Event Type

AHA Workshop, Conference

AHA Topics

AHA Initiatives & Projects, Research & Publications

Location

  • Museum of the Rockies
  • Bozeman, MT

Event Description

This symposium will take place on Thursday, March 27, and Friday, March 28 at the Museum of the Rockies at Montana State University (MSU) in Bozeman, Montana. The event is supported by MSU’s College of Letters and Science, the Norm Asbjornson College of Engineering, the Gianforte School of Computing, and the MSU Library.

Our goal is to foster a community of practice that spans many disciplines and kinds of institutions and to enable colleagues to reflect on the opportunities and challenges for conducting large-scale research and creative inquiry in the age of AI in the discipline of history and allied disciplines across the humanities and social sciences.
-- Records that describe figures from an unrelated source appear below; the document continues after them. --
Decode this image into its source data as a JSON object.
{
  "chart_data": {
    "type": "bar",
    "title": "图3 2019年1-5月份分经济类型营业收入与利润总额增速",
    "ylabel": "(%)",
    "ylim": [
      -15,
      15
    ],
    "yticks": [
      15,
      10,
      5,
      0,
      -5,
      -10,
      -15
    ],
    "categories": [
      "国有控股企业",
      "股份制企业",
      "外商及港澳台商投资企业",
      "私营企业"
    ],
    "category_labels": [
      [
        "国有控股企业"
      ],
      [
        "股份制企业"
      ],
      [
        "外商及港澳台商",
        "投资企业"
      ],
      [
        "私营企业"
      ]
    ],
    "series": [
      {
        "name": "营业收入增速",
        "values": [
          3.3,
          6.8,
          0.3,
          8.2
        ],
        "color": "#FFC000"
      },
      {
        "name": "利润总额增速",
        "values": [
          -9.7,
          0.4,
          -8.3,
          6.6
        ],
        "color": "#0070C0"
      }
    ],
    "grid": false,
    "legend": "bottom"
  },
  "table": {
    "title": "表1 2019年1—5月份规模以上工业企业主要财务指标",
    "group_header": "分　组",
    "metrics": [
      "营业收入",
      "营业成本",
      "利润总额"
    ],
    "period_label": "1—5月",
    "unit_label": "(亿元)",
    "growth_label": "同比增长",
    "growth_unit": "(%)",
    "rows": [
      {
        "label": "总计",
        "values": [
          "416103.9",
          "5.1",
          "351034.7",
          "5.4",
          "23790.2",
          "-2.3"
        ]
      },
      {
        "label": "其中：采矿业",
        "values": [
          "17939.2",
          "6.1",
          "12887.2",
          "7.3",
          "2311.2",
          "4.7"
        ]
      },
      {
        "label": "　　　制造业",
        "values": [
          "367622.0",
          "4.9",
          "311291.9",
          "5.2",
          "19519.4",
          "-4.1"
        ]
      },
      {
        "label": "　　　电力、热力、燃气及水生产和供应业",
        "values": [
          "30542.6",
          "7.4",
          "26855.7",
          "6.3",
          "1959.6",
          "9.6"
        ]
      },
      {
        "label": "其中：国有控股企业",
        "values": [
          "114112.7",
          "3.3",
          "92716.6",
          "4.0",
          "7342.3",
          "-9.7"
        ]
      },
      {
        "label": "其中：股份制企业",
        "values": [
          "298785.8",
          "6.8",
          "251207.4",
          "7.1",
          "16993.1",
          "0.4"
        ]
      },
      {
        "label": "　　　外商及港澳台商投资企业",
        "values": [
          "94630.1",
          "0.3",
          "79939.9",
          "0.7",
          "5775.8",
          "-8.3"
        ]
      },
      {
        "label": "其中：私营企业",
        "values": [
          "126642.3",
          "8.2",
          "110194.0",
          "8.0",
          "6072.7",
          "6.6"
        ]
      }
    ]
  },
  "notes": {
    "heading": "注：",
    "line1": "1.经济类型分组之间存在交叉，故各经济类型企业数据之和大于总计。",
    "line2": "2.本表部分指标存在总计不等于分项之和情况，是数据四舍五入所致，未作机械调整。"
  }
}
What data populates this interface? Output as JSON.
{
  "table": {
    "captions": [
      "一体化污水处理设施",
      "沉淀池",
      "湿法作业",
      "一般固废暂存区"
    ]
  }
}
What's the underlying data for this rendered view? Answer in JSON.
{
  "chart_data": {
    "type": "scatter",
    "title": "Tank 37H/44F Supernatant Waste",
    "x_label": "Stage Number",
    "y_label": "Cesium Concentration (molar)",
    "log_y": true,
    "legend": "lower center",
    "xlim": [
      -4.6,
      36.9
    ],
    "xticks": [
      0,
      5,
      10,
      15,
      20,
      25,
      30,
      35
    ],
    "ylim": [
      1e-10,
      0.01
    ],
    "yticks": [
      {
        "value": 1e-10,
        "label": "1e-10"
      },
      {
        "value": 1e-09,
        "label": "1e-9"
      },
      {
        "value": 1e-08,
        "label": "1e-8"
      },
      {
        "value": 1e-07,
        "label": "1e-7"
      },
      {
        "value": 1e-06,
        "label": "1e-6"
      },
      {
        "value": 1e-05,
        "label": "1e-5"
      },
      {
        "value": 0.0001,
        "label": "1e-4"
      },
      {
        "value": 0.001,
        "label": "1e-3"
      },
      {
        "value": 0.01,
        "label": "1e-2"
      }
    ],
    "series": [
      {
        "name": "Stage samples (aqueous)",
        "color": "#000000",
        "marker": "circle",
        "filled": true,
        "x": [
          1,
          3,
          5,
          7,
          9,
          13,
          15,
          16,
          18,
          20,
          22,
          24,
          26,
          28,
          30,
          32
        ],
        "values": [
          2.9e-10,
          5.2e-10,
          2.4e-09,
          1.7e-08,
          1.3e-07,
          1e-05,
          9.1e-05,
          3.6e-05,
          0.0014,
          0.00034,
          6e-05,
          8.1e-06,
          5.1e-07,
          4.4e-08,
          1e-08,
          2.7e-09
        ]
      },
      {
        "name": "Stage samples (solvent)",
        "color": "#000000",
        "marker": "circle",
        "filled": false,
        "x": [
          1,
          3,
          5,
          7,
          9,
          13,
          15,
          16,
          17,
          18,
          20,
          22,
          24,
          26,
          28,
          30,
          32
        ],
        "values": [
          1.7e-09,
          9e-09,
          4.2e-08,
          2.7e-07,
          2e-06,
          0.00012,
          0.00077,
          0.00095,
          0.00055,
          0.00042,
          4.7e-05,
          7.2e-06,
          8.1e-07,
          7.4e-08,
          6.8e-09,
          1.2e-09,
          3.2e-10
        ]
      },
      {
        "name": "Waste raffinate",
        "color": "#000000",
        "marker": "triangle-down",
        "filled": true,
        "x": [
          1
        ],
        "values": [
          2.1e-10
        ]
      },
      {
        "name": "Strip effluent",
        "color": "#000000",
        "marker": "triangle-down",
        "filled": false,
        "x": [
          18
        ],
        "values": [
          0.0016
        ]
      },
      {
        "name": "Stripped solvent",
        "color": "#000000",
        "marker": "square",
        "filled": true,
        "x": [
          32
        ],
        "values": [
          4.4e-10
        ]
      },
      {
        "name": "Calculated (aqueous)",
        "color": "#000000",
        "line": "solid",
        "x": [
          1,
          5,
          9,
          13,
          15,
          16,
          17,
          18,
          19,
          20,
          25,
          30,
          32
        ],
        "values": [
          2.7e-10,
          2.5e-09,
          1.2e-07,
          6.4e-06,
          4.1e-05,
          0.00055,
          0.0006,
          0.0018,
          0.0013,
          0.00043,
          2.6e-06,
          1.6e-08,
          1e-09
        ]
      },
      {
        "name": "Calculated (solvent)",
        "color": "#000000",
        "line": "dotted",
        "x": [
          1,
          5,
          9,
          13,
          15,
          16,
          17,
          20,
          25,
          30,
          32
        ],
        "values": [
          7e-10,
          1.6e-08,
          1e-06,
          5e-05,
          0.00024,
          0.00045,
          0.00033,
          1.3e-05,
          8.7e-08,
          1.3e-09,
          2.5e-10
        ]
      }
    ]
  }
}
  • What models of large-scale research are suitable for historians and humanities scholars?
  • What discoveries and opportunities are possible when these scholars engage in large-scale research?
  • How can scholars work with federal agencies and private foundations to support research on a scale appropriate to advance their disciplines?

 

Who Should Attend

The conference is free and open to all with an interest in large-scale historical and social science research. Sessions will include roundtables, project showcases, and brainstorming sessions.

Registration

The symposium is free. Registration will open on February 15, 2025. We will publish the program in mid-February.

Questions

Contact Lizzy Meggyesy, AHA publications and communications associate, at lmeggyesy@historians.org with questions about the symposium.

 


About the Symposia on Large Scale Research

In 2025, the American Historical Association will co-host a series of three symposia on the possibilities and challenges of large-scale historical research. For decades, historians and digital humanists have been at the forefront of collaborative, computational, and digital research, but the scale, volume, and complexity of historical records have expanded far beyond the organizational capacity of individual scholars.

Historians are increasingly engaged with questions of data sovereignty, access, and preservation. Despite the significance of these historical records, federal and private foundation funding for historical research has remained largely static and is often tailored for individual researchers. As federal agencies support multi-institutional centers (“engines”) to drive research in the natural and social sciences, historians are considering similar modes of organizing historical research. These symposia will explore the possibilities and challenges of large-scale historical research.